As with the above-mentioned television crime series, this book is just as much about the interactions and messy personal lives of the police investigators as it is about the crime. Although the book is subtitled ” A Detective Inspector Challis murder mystery”, Detective Inspector Hal Challis is only one of an ensemble of police characters.  There’s Detective Sergeant Ellen Destry, whose 17 year old daughter  is recovering after almost falling victim to a rapist and serial killer in an earlier book. There’s the sleazy Constable John Tankard who hits on his female colleagues and who doesn’t seem far removed from the criminals he is chasing. Detective Constable Scobie Sutton bores everyone rigid yabbering on about his daughter, while Constable Pam Murphy has waded in over her head financially.
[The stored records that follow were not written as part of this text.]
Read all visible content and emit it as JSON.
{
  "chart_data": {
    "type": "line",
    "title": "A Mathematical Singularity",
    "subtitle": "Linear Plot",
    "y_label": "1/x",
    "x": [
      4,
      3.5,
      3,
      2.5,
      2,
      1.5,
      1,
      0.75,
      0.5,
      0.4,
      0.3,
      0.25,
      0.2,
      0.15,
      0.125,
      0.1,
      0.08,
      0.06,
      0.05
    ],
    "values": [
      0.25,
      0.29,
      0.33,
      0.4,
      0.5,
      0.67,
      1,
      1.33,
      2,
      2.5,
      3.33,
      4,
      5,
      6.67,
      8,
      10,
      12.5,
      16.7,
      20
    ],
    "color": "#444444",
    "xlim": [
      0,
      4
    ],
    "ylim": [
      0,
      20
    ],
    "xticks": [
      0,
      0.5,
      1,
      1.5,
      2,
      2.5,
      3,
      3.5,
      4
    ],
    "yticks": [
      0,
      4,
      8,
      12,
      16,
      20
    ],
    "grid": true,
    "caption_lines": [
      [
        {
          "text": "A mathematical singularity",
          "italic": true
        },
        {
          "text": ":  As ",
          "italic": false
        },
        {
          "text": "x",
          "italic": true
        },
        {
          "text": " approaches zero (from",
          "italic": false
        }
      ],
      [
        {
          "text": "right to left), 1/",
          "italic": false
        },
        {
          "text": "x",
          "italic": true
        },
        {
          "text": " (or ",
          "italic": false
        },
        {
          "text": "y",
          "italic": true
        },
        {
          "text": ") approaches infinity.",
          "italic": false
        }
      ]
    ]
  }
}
In many ways this book is a snapshot of the paradoxes of the Mornington Peninsula in Victoria.  There’s the affluent and often absent population up in the forested mountainside (think Red Hill) and the financially straitened underclass in ‘Waterloo’ (Hastings, perhaps? It overlooks Phillip Island, but it felt more like Rosebud to me). An immigration detention centre has opened up nearby, and the reactions of inhabitants remind me that we haven’t moved far in the 13 years since this book was published.  There’s drugs, crime and unsavoury connections among the underclass where boyfriends and broken families criss-cross each other. As the police note in one of their briefings, criminals often announce themselves through their defiance of small things like parking in the disabled bay. Rings true to me.

Disher’s chapters are only short and they rotate in their attention from one police officer to another.  Too much, perhaps, and there does not seem to be one main character in the book which feels as if it’s leaving itself open as the springboard for another book in the series.

But- and this is important- I actually knew who’d done it in the end, even though not all the ends were tied up.  And, as someone who’s not normally a fan of crime fiction, that’s a good thing!